Another siren, and then, Jenkins and Smith from fire rescue were coming through the door. Thayer briefed them, and Smith headed for Darcy.


“We’ll get you to the hospital, miss,” Smith said politely, looking her over with a trained eye.


“I don’t need to go to the hospital, please!” she insisted.


“Show him your arm, Darcy,” Matt said curtly. Too curtly. He saw her frown, but then she opted to turn with Smith and allow him to take a look at her.


“Let’s get you into a chair and take a look,” Smith said. Fifty-five, gray, bearded and bushy, Harry Smith was as competent a man as any to be found anywhere. He had a manner about him that was calming under the worst of circumstances, and Darcy accepted his pressure on her arm, taking a chair by the library desk.


Matt could hear them speaking softly as he strode the stairs up to the loft himself to take a look at the spot where Darcy had gone through.


Moving carefully along the floorboards, he got down on his hands and knees as he neared the faulty area.
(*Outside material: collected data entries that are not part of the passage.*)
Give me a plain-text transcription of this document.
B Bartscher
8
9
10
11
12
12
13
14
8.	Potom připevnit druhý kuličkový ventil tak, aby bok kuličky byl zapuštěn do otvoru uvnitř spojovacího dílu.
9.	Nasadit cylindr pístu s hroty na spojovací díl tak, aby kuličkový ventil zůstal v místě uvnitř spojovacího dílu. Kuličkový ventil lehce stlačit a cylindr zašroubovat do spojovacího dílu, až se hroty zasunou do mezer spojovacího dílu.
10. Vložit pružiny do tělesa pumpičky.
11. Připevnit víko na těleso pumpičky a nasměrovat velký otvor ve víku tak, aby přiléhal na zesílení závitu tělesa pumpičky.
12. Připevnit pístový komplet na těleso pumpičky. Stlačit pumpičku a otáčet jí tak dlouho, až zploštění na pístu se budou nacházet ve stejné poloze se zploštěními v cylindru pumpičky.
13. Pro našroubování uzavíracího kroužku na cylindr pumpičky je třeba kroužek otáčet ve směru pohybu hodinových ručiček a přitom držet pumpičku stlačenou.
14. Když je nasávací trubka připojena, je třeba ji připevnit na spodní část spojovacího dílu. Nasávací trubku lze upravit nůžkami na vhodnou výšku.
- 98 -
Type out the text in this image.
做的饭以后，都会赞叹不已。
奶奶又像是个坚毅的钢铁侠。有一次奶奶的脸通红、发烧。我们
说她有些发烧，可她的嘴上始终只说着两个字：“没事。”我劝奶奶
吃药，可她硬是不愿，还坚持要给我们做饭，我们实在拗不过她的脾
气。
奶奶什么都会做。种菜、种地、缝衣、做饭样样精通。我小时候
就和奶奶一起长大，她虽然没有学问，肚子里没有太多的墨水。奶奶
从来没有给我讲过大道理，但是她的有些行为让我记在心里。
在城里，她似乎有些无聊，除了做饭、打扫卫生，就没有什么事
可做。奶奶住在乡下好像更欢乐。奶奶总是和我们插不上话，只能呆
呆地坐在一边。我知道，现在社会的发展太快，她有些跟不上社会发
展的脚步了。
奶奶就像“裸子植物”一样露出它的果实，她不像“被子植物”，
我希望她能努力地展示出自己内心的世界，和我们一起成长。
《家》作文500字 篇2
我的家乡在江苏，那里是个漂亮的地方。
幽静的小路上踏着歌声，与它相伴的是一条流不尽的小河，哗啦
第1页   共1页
It looked as if a section of the boards had rotted right through. Only a section. The library was hundreds of years old, he reminded himself.


So were half the buildings in the town. They were also sound.


“Matt!”


He walked carefully to the railing to looked down. Smith was staring up at him. “Miss Tremayne refuses to come to the hospital. She says she’s fine. We’re going to drive her back to Melody House. She wants to drive herself. Penny’s car is here. Can someone take it?”


Darcy had jumped up beside Smith. “I am fine!” she called up to him. “I fell on you!”


“You’re still shaken up,” Smith informed her.


“Really, I’m just fine. My arm is just scratched!” Darcy protested.


“I’ll get Penny’s car back,” Matt said. “That’s not a problem. Darcy, let them give you a ride. I’ll be along in a bit. I want to be here when the building inspector shows up.” He offered her a grimace and a wave.


“Honestly, I can drive,” Darcy protested.